For the BTCC, the move to hybrid is logical as the cars used are based on production models, and identifiable as such, and with hybrid vehicle development becoming an integral part of almost every major manufacturers model range, it is a rational step.
So, who will be next to join the hybrid rush?
It seems that may well be the Australian Supercar series.
Technology is getting more affordable by the week and lends the right image to any racing category, particularly a “tin-top” series.
The Supercars are identifiable as production road cars, despite their racing chassis, mechanicals and engines, with purebred racing DNA hiding under the innocuous cloak of the exterior shell.
Supercars is looking at its future and technical specifics are among a raft of changes that will arrive with its Next Generation of cars, slated to be in 2021-2022.
Series boss Sean Seamer says he is “always talking” with the IndyCar and BTCC series around the technology.
It seems that the much loved, definitive roar of a V12, V10, V8, or even a naturally aspirated V6 racing engine may soon only be seen on track in historic racing or exist in the memories of misty-eyed race fans watching old replays of famous races of the past.

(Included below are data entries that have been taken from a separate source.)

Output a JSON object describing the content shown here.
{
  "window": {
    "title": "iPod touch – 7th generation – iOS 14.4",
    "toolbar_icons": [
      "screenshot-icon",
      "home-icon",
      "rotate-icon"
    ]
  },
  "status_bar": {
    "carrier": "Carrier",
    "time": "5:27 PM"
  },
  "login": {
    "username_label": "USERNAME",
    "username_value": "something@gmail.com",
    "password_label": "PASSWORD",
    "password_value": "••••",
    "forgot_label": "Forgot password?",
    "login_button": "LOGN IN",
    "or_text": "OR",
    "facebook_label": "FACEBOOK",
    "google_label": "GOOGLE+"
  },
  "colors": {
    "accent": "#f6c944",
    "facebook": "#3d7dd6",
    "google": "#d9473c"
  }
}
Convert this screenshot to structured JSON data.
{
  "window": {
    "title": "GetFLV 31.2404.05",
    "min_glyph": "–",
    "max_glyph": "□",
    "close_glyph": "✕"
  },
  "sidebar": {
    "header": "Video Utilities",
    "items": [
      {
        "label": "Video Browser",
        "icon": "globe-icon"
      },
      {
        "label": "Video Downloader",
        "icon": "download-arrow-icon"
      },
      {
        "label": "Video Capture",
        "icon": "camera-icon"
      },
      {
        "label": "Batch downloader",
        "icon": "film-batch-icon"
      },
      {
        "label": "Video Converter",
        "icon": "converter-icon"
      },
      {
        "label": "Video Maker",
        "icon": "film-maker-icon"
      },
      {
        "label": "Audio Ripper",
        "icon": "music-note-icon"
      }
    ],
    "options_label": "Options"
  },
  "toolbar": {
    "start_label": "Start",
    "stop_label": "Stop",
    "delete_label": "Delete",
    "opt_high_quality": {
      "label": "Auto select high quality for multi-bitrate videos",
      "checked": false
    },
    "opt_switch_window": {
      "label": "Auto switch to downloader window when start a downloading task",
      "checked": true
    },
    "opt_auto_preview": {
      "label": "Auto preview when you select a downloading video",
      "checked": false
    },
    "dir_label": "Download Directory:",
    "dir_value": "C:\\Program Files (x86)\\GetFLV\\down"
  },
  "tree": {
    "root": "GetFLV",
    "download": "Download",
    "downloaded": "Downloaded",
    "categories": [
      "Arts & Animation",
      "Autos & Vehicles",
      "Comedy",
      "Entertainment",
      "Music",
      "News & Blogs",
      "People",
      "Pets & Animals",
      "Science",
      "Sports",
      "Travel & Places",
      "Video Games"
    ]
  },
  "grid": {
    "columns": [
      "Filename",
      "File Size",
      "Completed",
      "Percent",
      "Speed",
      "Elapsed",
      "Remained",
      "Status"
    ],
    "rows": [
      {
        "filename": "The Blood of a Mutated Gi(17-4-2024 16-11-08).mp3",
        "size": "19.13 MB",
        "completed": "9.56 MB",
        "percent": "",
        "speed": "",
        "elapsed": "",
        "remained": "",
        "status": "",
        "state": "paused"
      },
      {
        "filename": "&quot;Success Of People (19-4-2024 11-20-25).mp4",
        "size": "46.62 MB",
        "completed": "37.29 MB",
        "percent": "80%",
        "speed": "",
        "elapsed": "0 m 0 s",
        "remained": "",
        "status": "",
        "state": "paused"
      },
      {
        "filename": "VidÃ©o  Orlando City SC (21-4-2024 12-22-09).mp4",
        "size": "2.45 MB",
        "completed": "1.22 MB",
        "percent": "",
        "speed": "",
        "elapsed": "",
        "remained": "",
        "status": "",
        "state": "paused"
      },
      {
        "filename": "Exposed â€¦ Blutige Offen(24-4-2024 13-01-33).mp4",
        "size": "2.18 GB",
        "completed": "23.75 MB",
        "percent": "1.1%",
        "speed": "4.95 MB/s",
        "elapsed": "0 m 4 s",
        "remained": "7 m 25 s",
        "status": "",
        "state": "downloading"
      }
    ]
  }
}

But wait, we still have Nascar.
As much as hybrid technology advances, as much as the technology of the battery or the method of harvesting energy from the brakes pushes forwards, I cannot see those Nascar fans accepting any further dilution of that quintessential style of racing.
As one of them said recently “We already use ethanol [E15 — 15 per cent ethanol, 85 per cent petrol).
“Just how much more green can we get?”